Friedman’s point is surprisingly simple and logical.  Look at the table below and, while you can’t write on your computer screen, think of  how many information technology companies you could list in the left column and how few green energy technology companies your could list in the right column.

Information Technology Companies Green Energy Companies
1.
2.
3.
4.
5.
6.
7.
8.
9.
10.
1.
2.
3.
4.
5.
6.
7.
8.
9.
10.

The green energy companies are there, they are just hard to find because they’re not that large (you’re not allowed to count a company called ‘BP’ that wants you to think that its initials stand for ‘Beyond Petroleum’).

Friedman takes the analogy between information and clean energy one step further.   I.T. essentially got its start from government.  During World War II,  the U.S., U.K., Germany, Soviet Union, France, and Italy were all working on hi-tech devices, mainly to become weapons of mass destruction or to be used for espionage.  Following the war, the American and Soviet governments put hundreds of billions of dollars into programs that could only succeed if based on information technology.  First the U.S. worked through the military, then NASA, and by giving tax incentives for research and development as well as building an infrastructure for the internet.
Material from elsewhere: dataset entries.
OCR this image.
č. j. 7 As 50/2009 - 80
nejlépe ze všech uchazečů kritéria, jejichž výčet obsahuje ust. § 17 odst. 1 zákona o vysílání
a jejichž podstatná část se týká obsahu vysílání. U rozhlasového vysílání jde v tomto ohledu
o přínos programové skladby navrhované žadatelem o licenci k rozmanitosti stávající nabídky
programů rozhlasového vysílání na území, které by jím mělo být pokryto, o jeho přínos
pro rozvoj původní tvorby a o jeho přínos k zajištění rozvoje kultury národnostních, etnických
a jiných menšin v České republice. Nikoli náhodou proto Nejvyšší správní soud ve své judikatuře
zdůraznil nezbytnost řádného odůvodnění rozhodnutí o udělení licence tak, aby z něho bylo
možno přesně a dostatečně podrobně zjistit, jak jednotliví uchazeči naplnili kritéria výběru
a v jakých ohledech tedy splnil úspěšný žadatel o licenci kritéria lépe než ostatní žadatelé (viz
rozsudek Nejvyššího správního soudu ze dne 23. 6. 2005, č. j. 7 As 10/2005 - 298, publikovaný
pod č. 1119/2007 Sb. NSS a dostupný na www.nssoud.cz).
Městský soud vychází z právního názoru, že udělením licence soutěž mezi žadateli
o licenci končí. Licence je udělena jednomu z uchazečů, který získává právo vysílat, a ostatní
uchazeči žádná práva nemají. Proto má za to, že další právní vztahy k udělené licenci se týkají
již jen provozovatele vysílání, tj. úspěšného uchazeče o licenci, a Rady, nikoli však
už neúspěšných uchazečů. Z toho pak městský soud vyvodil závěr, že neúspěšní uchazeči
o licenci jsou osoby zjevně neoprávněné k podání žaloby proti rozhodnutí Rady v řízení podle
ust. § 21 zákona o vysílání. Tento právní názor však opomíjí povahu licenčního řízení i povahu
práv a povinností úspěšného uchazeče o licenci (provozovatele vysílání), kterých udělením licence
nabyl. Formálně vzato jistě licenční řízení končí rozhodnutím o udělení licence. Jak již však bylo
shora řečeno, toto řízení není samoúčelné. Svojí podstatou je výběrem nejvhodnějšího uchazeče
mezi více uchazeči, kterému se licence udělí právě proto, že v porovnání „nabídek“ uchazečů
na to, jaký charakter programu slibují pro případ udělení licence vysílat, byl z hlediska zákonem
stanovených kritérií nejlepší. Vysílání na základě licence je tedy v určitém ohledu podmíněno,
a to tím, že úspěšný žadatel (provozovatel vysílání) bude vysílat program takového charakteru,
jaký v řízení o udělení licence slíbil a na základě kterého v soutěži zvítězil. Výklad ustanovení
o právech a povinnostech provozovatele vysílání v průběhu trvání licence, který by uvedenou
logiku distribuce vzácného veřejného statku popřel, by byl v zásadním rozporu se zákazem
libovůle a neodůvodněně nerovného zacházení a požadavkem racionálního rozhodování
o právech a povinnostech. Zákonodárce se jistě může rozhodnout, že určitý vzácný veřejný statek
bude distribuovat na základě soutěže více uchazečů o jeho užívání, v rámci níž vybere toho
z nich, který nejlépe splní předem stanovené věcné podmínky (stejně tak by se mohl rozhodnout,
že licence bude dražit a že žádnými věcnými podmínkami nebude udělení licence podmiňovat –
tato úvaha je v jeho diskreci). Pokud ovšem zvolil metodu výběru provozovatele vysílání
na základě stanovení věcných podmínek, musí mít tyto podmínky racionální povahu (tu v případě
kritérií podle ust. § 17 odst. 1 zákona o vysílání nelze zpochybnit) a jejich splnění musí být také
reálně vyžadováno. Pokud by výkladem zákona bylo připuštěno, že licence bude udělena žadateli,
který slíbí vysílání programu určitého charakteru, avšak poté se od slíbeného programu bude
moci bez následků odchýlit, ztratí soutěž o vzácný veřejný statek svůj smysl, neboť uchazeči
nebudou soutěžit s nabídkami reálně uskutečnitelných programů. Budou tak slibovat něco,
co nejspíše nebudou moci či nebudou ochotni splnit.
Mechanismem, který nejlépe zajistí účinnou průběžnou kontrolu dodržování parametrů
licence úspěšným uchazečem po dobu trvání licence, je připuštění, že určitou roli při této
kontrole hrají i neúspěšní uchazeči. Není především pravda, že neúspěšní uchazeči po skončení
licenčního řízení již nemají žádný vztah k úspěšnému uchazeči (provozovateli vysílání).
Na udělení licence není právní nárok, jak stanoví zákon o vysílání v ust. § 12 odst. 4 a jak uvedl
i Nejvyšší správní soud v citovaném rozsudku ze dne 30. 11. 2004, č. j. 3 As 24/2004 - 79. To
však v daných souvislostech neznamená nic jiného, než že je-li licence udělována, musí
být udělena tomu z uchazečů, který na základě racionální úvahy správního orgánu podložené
Friedman contends that green energy will become successful when it advances so far that we don’t even use the adjective ‘green’ in front of it, because all energy will be assumed to be green.  This phenomenon will happen when the government makes large financial commitments to partner with private entrepreneurs as it did with the information revolution.  Some of the private companies will succeed and make investors wealthy, and others will go by the wayside and leave some investors holding the bag.  But this is how it worked in our last major revolution and how it has to be if we are going to be successful in going green.

If and when a green revolution succeeds, the corporate corpses may include large fossil-fuel energy companies that currently thrive, as well as start-ups that by design or misfortune just didn’t find a niche in the program.  So if you want to see the clean energy program really take off, look for the failures as well as the successes.